Sophie approached the tomb with the pink tulips and placed them in the grey vase by the sealed door and took a seat at the marble bench nearby. She withdrew a small leather book of the poetry of Alfred de Musset and began to read aloud, entertaining her mother with phrases that she had once loved and knew by heart. Her love of poetry was yet another item that Sophie used to define her mother, having never really known Jacqueline, who she lost at the age of five, long before the memories of a devoted child were allowed to take root. She had no memories of her mother’s voice. None of her touch. Rather Sophie’s memories were a tapestry sewn together from the stories of others. She learned of Jacqueline’s elegant features, her slender fingers, slight build, and long black hair from her aunts. Over card tables in elegant salons, she would listen to her mother’s friends tell stories of the grand balls her mother attended, her generous dinner parties, and most importantly her position as arbiter on all that was socially acceptable in the quarter. It was local legend that on the day that Jacqueline took her last breath, the bells of St. Louis Cathedral tolled mournfully for a solid hour and the Théâtre d’Orléans drew black curtains across its windows and closed its doors for a week.
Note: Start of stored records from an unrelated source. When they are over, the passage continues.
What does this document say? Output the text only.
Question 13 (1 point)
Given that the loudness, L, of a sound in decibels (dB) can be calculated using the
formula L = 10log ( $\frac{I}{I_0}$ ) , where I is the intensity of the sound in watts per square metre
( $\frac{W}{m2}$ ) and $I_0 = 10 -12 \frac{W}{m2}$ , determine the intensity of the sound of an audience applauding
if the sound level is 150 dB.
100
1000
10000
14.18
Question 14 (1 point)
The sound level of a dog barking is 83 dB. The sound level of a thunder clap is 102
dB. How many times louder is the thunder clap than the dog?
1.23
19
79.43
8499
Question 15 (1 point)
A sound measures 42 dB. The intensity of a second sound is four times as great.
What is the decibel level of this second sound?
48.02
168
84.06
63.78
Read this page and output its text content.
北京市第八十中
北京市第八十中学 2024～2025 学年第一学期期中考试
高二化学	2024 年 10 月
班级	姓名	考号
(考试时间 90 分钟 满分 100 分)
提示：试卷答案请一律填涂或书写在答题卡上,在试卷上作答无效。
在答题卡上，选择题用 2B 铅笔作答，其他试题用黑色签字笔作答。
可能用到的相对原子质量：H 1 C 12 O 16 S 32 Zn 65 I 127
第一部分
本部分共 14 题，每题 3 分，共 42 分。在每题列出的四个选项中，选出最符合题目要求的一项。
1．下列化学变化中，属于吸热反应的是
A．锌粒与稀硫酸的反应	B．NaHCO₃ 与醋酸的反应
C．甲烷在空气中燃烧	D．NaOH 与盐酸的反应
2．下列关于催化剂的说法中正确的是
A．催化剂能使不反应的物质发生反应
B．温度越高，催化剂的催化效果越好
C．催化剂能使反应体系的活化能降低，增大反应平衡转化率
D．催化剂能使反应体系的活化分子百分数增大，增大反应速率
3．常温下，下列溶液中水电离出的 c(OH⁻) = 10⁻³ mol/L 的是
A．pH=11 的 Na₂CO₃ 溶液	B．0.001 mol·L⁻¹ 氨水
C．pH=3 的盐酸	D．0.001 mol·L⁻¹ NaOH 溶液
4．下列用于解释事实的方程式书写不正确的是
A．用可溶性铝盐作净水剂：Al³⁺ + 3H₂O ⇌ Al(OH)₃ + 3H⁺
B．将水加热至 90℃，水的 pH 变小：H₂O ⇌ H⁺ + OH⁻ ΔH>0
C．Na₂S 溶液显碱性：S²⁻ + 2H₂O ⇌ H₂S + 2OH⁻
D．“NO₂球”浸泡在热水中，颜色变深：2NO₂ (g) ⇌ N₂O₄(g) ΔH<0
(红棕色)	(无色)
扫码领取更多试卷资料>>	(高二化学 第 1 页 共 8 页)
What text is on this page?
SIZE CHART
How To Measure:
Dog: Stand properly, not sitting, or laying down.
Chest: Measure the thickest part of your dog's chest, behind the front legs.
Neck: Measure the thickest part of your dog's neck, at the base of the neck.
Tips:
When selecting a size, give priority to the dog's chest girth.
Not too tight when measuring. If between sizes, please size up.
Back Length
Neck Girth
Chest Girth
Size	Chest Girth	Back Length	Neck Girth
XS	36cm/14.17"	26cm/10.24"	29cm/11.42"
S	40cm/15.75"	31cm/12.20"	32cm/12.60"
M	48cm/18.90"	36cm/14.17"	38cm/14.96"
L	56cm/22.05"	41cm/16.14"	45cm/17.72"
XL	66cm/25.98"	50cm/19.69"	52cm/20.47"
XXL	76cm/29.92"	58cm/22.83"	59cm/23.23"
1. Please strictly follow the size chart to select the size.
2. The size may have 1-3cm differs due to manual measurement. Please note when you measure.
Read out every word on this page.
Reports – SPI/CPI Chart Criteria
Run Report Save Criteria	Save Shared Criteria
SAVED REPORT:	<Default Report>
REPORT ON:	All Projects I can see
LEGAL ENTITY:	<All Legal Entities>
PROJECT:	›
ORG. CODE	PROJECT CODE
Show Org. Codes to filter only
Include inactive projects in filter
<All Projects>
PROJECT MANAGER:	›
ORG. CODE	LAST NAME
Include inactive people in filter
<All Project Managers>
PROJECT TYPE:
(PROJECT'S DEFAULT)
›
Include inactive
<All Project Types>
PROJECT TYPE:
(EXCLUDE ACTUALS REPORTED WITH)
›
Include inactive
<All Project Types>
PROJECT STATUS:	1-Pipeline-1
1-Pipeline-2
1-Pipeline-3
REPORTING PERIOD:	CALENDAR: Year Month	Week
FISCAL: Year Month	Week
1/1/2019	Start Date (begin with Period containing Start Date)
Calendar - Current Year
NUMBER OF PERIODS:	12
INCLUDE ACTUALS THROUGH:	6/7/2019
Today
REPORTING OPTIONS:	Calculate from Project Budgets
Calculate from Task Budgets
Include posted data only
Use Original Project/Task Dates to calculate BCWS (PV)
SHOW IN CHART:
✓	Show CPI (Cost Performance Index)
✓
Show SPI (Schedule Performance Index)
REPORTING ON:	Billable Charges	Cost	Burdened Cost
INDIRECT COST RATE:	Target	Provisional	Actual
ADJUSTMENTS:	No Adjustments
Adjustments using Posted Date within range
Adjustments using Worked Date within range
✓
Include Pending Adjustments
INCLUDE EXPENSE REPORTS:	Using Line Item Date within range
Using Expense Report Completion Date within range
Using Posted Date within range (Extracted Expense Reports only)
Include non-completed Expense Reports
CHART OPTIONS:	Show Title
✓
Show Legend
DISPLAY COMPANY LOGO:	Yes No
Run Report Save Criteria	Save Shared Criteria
“There,” said Sophie closing the book. “I read your favorite because today we have something to celebrate.” Sophie removed her bonnet and began to smooth down her hair. “You see I have some good news...great news, in fact! Your good friend Isabelle Ursin has taken notice of me and invited me to accompany her to the racetrack next week and spend the whole day in her personal box. Can you believe it?” Sophie naturally paused to allow for a reply that, of course, was not forthcoming. “Well Mama,” she continued hesitantly. “You probably can, seeing to how close you two were. In fact, you probably spent many afternoons there yourself. But for me, well, this is quite unexpected.” She paused as a cardinal came to settle on the cross of her mom’s tomb and watched it cock his head back and forth and then finally fly over to drink from a puddle of water that had collected in the shallow basin of a marble urn. “Oh, I do wish you were here,” Sophie cried, wiping away a tear. “You see, Papa has forbidden me from going. I have no idea why. But he did. So, I did something that frankly I am not that proud of. I stole his calling card, and writing for him, lied to Madam Ursin, explaining that he was going to be out of town, but that I could go.” She paused when the ugly truth was exposed. “But I had to, don’t you agree, Mama? I was desperate...why this is probably the only invitation I will get this season! I mean, since you died, things just are not the same. All those fine parties you and Papi went to... those nights at the opera? Well, no one comes calling anymore.” The cardinal then took flight and settled on the iron gate in front of her mother’s tomb. “It was just as if the minute your spirit left the house, Papa and I were dead to society as well. So, when someone like the Madam Ursin sends an invitation...well...you see...only a fool wouldn’t go.” Sophie said with a sigh. “Oh Mama, the daughter of Jacqueline Dubois should be the belle of the season, not some charity invite!”